Although Hall assumed primary responsibly for compiling those “miscellaneous Productions” and “Advices from different Parts of the World,” other colonists did play a part in shaping the contents of the Essex Gazette, just as they did newspapers published throughout the colonies, through the advertisements they paid to have inserted alongside news, editorials, prices current, poetry, and other items. Hall did not solicit advertising in his address “To the PUBLICK,” but the colophon at the bottom of the final page did states that “SUBSCRIPTIONS, (at Six Shillings and Eight Pence per Annum) ADVERTISEMENTS, &c. are received for this Paper” at the printing office “a few Doors above the Town-House.” Hall reported that he had issued proposals for publishing the Essex Gazette a month earlier. Those proposals likely included a call for colonists to submit advertisements in advance of the first issue going to press.

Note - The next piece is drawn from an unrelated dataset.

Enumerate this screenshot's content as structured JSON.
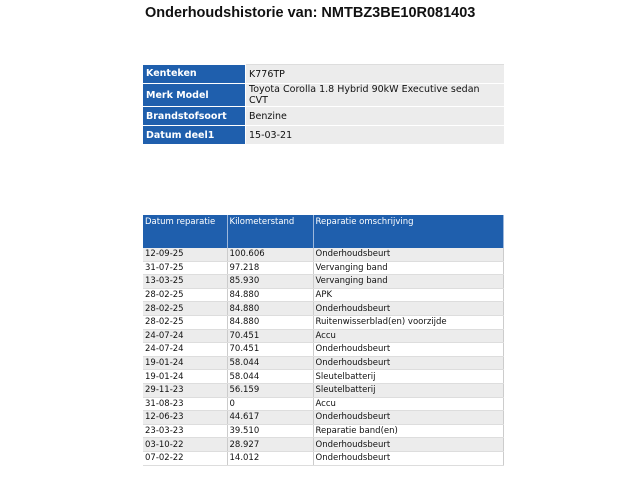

Five advertisements, filling, one and a half of the twelve columns, did appear in the inaugural issue. Andrew Oliver,a prominent colonial official, requested that “WHOEVER has borrowed” two books from his library either return them or contact him. The other four advertisements all promoted consumer goods and services. William Vans peddled a “Great Variety of English Goods” at his shop on the “Corner leading from the main Street to the North-River Bridge.” Edward Griffiths, a “Taylor and Habit-maker from LONDON” used a list of prices for suits, jackets, and breeches to attract prospective clients to his shop in Marblehead. William Jones invited travelers and others to the “King’s-Head Tavern, in Danvers, on the Road from Boston to Salem.” In an advertisement that filled an entire column, Philip Godfrid Kast listed and described various patent medicines available at his apothecary shop “at the Sign on the Lyon and Mortar” in Salem. Kast regularly advertised in newspapers published in Boston, but the new Essex Gazette provided an opportunity for him and the other entrepreneurs who inserted notices in the first issue to more directly target local readers who could become customers. That certainly enhanced the “publick Utility” of the newspaper for advertisers.